28/6/1966 günlü, 766 sayılı Yasanın 33. maddesinin birinci, ikinci ve üçüncü fıkraları, taşınmazların 100 dönümlük miktarlarının tescili için herhangi bir belgeyi ya da bilirkişi ve tanık beyanlarını yeterli kanıt olarak kabul etmiş, bunları izleyen fıkra ise, daha geniş alanların tescili için zilyedliğin ayrıca belli ve inandırıcı kanıtlarından biri ile belgelendirilmesini istemiştir. 1617 sayılı Yasa buradaki 100 dönümlük miktarı 20 dönüme indirmiş ve beşinci fıkrada gösterilen belgeler aranmaksızın davacı adına tescil edilebilecek taşınmazlardan bir tapulama bölgesi içinde bulunanların alanların toplamını 50 dönümle sınırlamıştır. Bu yasal hükümlerle yapılan sınırlanmanın. mülkiyet hakkına dokunmadığı ve sırf tescil isteme hakkının doğmuş olduğunun kanıtlanmasına, bir başka söyleyişle kanıta ilişkin ve ona özgü bulunduğu açıktır. Belli miktardan büyük toprak alanını zilyedlikle kazanma davasında dayanılacak kanıtların inandırıcı olmasına önem verilerek sadece bunların sınırlaması yapılmıştır. Zilyediliğin yasada gösterilen inandırıcı kanıtlarla belgelendirilmesi durumunda miktar sınırlaması yoktur. Bu bakımdan mülkiyete konmuş bir sınırlamadan söz edilemez.
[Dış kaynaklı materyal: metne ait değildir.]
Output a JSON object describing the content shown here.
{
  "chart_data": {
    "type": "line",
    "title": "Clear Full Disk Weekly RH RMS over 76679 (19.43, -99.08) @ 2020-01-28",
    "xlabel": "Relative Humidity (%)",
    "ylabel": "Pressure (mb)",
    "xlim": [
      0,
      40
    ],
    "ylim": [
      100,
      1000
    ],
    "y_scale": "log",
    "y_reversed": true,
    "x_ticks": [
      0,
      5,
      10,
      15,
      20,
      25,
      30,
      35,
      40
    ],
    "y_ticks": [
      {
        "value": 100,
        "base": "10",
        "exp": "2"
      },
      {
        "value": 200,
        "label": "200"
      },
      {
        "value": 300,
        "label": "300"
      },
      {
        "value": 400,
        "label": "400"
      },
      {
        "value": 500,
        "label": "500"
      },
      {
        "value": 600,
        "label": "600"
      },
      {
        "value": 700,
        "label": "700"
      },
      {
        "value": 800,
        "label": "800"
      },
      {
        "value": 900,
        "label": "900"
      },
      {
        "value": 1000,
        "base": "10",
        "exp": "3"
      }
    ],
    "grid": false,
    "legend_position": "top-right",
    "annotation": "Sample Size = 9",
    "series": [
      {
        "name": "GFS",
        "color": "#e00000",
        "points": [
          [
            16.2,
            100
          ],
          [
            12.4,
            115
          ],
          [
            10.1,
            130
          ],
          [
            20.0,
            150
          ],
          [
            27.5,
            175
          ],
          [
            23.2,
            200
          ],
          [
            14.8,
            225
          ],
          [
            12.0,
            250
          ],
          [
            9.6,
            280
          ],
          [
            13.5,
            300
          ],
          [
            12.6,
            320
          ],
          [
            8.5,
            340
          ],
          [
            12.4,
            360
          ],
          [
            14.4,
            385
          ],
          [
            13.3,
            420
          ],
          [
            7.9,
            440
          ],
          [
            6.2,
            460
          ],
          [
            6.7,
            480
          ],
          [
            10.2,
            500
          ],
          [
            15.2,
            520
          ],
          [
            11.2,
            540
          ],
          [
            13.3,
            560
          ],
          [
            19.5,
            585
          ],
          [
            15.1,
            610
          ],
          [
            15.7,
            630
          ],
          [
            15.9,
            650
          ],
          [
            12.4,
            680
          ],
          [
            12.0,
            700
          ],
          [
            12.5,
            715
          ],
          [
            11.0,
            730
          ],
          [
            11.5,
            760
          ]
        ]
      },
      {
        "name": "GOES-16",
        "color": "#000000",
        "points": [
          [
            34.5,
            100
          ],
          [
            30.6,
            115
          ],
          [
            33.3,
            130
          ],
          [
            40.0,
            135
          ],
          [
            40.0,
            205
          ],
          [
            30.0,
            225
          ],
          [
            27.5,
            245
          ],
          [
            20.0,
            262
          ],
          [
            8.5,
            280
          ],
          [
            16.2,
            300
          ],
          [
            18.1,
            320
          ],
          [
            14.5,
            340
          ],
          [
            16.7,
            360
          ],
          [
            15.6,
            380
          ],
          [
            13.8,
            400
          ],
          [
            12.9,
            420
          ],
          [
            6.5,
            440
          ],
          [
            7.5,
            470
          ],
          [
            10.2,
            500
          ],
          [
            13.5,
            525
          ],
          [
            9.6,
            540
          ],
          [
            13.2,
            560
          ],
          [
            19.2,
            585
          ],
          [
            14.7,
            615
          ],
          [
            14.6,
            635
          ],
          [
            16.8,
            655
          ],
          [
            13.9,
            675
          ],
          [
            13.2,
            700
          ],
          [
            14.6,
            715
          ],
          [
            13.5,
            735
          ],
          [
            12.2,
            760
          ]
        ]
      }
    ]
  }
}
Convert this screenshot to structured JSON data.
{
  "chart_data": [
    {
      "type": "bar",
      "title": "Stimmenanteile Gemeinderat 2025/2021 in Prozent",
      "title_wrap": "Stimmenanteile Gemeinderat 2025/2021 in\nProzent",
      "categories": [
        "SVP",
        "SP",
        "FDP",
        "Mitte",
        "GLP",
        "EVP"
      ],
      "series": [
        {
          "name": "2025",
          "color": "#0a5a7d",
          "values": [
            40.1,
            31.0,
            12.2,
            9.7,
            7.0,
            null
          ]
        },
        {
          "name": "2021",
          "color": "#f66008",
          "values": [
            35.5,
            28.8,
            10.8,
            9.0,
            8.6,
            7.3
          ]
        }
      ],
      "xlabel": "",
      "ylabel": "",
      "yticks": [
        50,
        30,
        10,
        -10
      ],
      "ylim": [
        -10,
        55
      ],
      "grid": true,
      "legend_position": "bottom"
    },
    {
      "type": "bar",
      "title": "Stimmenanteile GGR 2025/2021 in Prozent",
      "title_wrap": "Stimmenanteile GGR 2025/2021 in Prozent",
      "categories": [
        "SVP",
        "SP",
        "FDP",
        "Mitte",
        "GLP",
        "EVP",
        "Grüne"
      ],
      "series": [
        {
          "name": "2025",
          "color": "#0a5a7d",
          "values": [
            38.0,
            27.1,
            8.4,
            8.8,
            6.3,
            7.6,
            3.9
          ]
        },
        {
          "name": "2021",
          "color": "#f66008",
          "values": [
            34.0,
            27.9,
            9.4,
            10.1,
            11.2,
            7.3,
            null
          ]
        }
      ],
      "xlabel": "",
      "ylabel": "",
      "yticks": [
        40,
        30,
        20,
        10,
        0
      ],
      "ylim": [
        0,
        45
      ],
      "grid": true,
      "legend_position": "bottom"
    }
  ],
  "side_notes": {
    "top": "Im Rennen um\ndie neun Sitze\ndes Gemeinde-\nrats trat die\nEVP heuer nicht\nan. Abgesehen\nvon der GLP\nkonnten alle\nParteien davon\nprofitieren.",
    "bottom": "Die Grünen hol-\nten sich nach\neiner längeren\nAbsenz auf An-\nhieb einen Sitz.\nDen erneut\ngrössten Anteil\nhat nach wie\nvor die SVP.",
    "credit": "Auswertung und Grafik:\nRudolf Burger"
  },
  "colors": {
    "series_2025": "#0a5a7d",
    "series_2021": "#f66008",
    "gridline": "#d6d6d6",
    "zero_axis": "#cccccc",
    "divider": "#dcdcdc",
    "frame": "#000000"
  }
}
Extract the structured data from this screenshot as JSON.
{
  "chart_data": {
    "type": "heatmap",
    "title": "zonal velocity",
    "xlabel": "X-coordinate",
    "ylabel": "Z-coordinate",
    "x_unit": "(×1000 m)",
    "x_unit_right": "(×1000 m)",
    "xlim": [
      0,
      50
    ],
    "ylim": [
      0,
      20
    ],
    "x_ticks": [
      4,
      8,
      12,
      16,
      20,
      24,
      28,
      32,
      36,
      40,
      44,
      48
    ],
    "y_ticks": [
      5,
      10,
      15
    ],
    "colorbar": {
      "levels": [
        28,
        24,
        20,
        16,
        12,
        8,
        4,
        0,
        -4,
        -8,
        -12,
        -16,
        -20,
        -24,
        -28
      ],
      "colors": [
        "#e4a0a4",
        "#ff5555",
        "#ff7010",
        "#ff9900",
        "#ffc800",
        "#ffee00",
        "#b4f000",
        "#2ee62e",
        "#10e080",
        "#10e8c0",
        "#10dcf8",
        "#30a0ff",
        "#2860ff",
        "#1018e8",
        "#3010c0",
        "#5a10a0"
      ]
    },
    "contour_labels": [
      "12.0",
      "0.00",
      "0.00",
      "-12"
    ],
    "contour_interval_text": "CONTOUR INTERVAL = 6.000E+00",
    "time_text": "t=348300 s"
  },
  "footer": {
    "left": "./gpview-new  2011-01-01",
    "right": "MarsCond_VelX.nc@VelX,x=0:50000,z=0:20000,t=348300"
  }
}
Anayasanın 37. maddesi Devlete "topraksız olan veya yeter toprağı bulunmayan çiftçiye toprak sağlamak amacıyla gereken tedbiri almak" ödevini vermiştir. Toprak, çoğaltılması olanağı bulunmayan bir taşınmaz olduğuna göre, Devletin topraksız veya az topraklı çiftçiye dağıtılması gerekli toprak rezervini elde bulundurmak için zilyedlikle toprak kazanma davalarında inandırıcı kanıta dayanılmasını istemesinde Anayasaya aykırılık bulunduğu ileri sürülemez.
B) Toprak mülkiyetinin özelliği:
Mülkiyet, Anayasanın "temel haklar ve ödevler" başlıklı ikinci kısmının "sosyal ve ikdisadî haklar" a ilişkin üçüncü bölümünde düzenlenmiş bir temel haktır. 36. madde, herkesin mülkiyet hakkına sahip olduğu, bu hakların ancak kamu yararı amacıyla sınırlanabileceği, mülkiyet hakkının kullanılmasının toplum yararına aykırı olamayacağı genel kurallarını koymuştur. 37. madde ise toprak mülkiyetine ilişkin özel hükümler getirmekte, "kanun,... toprağın genişliğini gösterebilir" hükmünü içermekte ve bunun hangi amaçlarla yapılabileceğini de belirtmektedir. Nitekim 1617 sayılı Toprak ve Tarım Reformu ön tedbirler Yasası, Anayasanın 37. maddesinde belirtilen amaçlarla, belli miktarlardaki topraklar için herhangi bir belgeyi ya da bilirkişi ve tanık beyanlarını yeterli kanıt saymış, daha geniş alanların zamanaşımıyla kazanılması davasında ise Tapulama Yasasının 33. maddesinin beşinci fıkrasında yazılı kayıt ve belgelerden en az birine dayanılmasını zorunlu tutmuştur. Bu bakımdan, topraksız olan ya da yeter toprağı bulunmayan çiftçiye toprak sağlamak amacıyla özel mülkiyet konusu toprakların genişliğini belirtmeye Yasa Koyucuyu yetkili kılan Anayasa buyruğu karşısında, bir yasanın, doğrudan doğruya bu genişlikle ilgili davalarda kanıt sınırlaması yapamayacağını ileri sürmek olanaksızdır.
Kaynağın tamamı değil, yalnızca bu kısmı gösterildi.